We’ve weathered the Testing Parental Authority phase (which we know is a cycle, so spare me the Just Wait For statements and let us enjoy the Right Nows that I don’t want to let fly by in a blur because I’m too busy focusing on the tomorrows that aren’t even here yet.) We’ve survived the Monsters under the Bed and high-fived after she returned home – all smiles, thank you very much – from her first At Somebody Else’s House Sleepover. We’ve even conquered the Time for Deodorant Milestone, which we marked with giggles and a new catch-phrase which serves as her daily reminder lest she forget to apply it in the morning. “Have we prettified our pungent parts?” is always met with laughter, and for that, I have to thank Disney for Olaf and Frozen.
She’s a master at Side-Eye. We’ve done the Staying Up All Night with the iPad under the Covers Thing and took it like a champ when she got caught. Mama didn’t raise no fool over here, my friends. If anything, this mama raised a little girl who, at only eight-years-old, is secure and confident in her voice, her body, and herself. It’s mind-boggling that I’ve managed this when I was the exact opposite at her age.
Take, for example, the moment I realized she needed a training bra. To be clear, I was in denial and doing a nice job of just waiting it out. But my girl, unashamed of her body and aware of its changing form, proudly announced how her “chichis were maximizing” while I washed her long curls in the bath one night, thereby forcing me to deal with the reality I’d been trying to dodge. She went on to tell me that she is “In Puberty” and to be specific, “Stage Two, thank you”, which served to demonstrate the book I’d checked out for her a few weeks prior had been read and memorized because that’s just what she does. It took every ounce of self-control to keep a straight face and not burst into hysterical laughter right then and there, but I did it. And I’m proud that I didn’t rob her of any bit of the pomp and circumstance and pride she was feeling in that moment. She went to bed smiling and self-assured, just as she should be.
I waited until she was asleep before sharing the story with The Husband and we both cried a little as we clutched our sides laughing, partly from the pure humor in the situation and mostly from the reality check that comes with every milestone. It’s the end and it’s a beginning and it’s happiness and pride and wistfulness and it’s tears and sighs and wishes for time to slow down just to allow us more time to enjoy the children who grow up on us too fast and it’s all these things at the same time.
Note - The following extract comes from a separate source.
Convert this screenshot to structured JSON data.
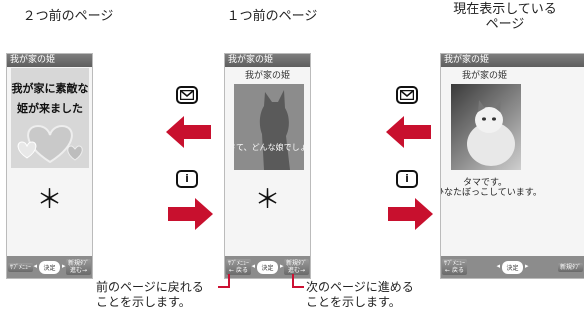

And so, we’ve come to the Maximizing Chichis Milestone. We will buy training bras and we will discuss why we don’t discuss maximizing chichis during Sunday school or announce to perfect strangers at the post office that chichis means boobies in Spanish. Mami is inappropriate and and can’t contain her laughter when these things happen, so it’s just really all for the best. I know there is so much more to come and I know she will grow into an amazing young woman. I know there are so many Just Waits for us to experience. But where she will be can wait because right here, right now, I’m holding on to today.